Pro-tenant Lawmakers Criticized for Not Getting Rent Relief Out the Door Quicker
Shortly after the State Legislature voted in favor of extending the statewide eviction moratorium, RSA and other plaintiffs decided to take legal action.
On May 3rd, the State Legislature approved a measure that extended the eviction moratorium another four months through August 31, 2021. The bill was subsequently signed into law by Governor Andrew Cuomo on May 5th. The next morning, RSA, along with a number of single-family homeowners and small building owners, filed a lawsuit in Federal Court in the Eastern District of New York that challenges the constitutionality of the moratorium extension.
The lawsuit seeks a preliminary and permanent injunctive relief enjoining the Chief Administrative Judge of the New York Courts, the sheriffs of New York City, Suffolk County and Dutchess County, the Commissioner of the New York City Department of Investigation, and the Director of the Bureau of Marshals, from implementing and enforcing the residential eviction moratorium provisions of the COVID-19 Emergency Eviction and Foreclosure Prevention Act of 2020 (CEEFPA), and a declaration that the law is unconstitutional.
The lawsuit alleges that that CEFFPA violates building owners’ First Amendment rights because it requires them to distribute a hardship declaration to tenants and absorb associated distribution expenses that amounts to them speaking in support of the eviction moratorium and legal organizations that advocate for tenants. The court papers also state that the CEEFPA further violates building owners’ due process rights because of the law’s vagueness, which allows tenants to claim hardship without providing proof and can literally check off an “other circumstances” box that is completely undefined. Furthermore, owners cannot challenge the validity of a hardship declaration, which automatically stays and prevents all cases (pre- and post-pandemic) from being commenced in Housing Court.
By way of background, this latest lawsuit came on the heels of a case brought by some of the same plaintiffs challenging the prior eviction moratorium extension that was in place through the end of April. That suit was dismissed in early April on technical grounds and did not reach the merits of the constitutional claims. In light of the extension of the moratorium by another four months, as well as the State Legislature’s failure to roll out the new rent relief program in a timely fashion, RSA decided to join the legal challenge.

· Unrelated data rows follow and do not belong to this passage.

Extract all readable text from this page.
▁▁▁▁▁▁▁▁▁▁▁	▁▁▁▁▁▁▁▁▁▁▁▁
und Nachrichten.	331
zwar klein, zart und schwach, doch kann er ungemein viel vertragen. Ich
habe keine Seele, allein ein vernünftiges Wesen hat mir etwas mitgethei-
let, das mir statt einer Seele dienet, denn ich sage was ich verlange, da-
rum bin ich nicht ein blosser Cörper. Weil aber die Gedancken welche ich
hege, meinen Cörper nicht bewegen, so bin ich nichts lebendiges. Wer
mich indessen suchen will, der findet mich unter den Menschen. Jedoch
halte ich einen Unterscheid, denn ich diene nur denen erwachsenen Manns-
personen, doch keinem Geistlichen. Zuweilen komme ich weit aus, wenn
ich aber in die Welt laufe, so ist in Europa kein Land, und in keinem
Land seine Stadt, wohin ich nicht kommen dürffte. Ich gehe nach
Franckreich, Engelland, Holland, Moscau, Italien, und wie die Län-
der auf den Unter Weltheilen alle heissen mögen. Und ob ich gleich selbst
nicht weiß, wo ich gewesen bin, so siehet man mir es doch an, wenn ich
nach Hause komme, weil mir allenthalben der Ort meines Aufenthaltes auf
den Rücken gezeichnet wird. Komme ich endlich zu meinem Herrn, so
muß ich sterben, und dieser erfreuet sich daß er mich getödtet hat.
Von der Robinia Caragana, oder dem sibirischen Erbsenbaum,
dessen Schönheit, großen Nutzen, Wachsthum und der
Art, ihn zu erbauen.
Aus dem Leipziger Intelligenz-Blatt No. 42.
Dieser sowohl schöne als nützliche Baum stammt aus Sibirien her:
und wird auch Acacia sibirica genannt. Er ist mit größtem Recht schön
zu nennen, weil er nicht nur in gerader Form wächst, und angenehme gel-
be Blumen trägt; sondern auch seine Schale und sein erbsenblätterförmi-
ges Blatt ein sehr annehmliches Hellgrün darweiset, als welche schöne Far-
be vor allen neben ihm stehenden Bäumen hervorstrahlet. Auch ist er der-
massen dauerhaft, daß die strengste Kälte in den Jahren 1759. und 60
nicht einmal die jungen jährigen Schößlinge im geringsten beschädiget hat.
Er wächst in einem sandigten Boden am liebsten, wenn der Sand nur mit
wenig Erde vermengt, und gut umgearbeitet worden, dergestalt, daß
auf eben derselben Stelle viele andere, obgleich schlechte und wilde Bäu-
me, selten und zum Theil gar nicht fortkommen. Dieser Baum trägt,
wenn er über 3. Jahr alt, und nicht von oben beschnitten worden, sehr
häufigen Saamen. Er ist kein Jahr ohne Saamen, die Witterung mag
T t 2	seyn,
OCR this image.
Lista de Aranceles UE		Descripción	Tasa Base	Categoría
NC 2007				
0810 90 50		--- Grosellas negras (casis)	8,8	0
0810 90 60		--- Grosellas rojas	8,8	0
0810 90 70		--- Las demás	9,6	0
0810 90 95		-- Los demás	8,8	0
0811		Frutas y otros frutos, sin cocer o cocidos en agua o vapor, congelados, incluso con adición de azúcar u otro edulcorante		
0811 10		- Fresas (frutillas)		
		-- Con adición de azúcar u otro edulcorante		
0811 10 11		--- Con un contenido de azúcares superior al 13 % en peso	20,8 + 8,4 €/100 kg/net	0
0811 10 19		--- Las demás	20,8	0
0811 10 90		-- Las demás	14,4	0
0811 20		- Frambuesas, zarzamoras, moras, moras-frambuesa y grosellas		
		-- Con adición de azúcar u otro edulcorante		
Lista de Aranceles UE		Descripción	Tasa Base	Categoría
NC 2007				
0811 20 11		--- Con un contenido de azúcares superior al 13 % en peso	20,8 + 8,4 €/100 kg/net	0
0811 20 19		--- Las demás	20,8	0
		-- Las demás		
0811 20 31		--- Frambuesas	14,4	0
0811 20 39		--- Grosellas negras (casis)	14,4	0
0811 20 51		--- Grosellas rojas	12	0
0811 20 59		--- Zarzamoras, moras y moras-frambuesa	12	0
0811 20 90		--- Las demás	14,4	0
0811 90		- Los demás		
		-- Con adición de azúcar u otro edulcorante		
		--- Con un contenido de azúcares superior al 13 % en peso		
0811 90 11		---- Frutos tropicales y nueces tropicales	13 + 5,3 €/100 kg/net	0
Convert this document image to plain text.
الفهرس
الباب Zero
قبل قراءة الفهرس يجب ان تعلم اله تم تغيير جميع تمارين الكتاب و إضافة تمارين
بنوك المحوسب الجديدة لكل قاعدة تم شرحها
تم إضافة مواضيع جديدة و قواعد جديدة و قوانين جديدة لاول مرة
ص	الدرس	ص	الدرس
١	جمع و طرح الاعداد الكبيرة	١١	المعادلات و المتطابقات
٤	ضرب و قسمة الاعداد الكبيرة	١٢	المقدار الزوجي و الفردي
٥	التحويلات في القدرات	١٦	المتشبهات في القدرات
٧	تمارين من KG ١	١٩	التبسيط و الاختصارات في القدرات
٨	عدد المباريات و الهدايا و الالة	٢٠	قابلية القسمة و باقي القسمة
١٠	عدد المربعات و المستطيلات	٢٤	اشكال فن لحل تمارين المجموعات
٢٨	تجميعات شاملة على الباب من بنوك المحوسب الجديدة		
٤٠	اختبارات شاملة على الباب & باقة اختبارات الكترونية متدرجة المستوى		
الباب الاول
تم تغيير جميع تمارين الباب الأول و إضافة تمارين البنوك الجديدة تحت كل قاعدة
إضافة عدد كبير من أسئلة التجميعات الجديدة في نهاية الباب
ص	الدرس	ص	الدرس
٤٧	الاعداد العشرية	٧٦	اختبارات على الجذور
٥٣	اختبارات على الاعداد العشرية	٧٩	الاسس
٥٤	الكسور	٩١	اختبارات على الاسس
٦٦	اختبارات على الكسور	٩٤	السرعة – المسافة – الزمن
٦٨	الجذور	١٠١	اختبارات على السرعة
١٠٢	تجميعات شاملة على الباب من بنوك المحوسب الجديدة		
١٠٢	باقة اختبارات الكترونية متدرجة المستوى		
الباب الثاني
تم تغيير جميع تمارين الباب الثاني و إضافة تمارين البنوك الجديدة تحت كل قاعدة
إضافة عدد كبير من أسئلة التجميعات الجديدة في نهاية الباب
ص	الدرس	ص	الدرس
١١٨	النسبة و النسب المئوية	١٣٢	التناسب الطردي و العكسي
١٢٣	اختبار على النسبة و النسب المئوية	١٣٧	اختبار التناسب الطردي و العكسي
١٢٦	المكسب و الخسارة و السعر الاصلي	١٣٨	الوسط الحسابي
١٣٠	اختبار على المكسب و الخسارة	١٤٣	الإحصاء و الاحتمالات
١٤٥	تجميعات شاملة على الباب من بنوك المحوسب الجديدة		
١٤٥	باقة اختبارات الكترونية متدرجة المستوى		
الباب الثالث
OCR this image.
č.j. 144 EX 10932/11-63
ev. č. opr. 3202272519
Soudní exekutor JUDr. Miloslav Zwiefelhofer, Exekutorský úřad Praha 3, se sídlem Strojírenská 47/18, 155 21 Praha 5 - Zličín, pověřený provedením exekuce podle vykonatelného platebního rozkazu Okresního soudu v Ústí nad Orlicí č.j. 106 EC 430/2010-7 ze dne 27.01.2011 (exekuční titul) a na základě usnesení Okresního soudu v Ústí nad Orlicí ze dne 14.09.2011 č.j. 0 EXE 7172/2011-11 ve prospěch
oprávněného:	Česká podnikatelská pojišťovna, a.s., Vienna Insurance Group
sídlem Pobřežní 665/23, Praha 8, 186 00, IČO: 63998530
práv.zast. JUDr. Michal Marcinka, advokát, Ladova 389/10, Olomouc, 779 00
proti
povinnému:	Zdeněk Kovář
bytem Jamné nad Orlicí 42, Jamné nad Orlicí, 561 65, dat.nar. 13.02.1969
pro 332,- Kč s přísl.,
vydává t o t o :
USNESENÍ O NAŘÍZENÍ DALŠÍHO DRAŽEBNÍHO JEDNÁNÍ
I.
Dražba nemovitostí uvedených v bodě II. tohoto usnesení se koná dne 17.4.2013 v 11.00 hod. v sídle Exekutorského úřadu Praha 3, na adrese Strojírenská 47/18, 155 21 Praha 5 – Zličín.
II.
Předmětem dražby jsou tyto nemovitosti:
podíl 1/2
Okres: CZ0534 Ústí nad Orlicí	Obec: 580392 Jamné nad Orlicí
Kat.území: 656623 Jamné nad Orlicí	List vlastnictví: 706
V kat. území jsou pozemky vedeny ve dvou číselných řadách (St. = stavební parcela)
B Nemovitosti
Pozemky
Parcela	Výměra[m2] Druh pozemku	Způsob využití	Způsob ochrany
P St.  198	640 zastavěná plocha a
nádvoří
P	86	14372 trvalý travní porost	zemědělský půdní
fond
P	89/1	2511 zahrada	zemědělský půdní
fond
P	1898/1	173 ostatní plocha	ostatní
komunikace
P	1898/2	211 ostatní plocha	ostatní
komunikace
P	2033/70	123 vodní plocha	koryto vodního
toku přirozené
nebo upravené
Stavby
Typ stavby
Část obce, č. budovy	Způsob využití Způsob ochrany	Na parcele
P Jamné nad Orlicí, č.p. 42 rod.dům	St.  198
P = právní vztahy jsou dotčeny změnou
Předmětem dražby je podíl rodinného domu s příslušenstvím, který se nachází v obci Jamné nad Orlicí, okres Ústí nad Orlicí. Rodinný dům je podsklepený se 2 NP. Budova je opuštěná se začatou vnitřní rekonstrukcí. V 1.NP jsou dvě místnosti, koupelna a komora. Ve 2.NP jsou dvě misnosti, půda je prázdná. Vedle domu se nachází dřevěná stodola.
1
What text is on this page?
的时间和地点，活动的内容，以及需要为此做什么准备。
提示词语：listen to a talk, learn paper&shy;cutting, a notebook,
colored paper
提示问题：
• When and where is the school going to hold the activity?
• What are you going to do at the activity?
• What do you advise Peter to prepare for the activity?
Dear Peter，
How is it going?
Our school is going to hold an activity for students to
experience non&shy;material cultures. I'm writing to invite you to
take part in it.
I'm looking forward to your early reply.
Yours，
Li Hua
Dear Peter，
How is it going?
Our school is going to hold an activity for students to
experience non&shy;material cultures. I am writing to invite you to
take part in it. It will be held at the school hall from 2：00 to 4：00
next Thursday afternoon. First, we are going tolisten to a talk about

In the weeks leading up to the new lawsuit, RSA criticized the Legislature, not only for considering an extension of the moratorium, but because the extension was avoidable had the State acted quicker to open the application process for the federally-funded, $2.4 billion rent relief program for tenants who were financially-impacted by the pandemic (see page 1 of the May issue of the RSA Reporter). As of May 17th, New York State was the only state remaining in the country that at a minimum, had not started accepting applications for their statewide rent relief program.
Despite months of expecting the State Office of Temporary and Disability Assistance (OTDA) to independently implement the program well before the eviction moratorium expired in April, the Legislature waited for additional rent relief funding provided by the third federal stimulus package and decided to include the multi-billion dollar program in the State budget approved in early April. This ultimately delayed the implementation of the program even further.
During a press conference in early May, Governor Cuomo’s Administration announced that State is expecting to open the application process for the rent relief program by the end of May. In the event this timeline is correct, building owners should not expect funds from the program to be dispersed to them until at least the beginning of July.
As we went to press, we did not have any updates with regard to the rent relief program’s projected start date. We will provide further details in next month’s issue of the RSA Reporter, as well updates with regard to RSA’s legal challenge to the eviction moratorium extension.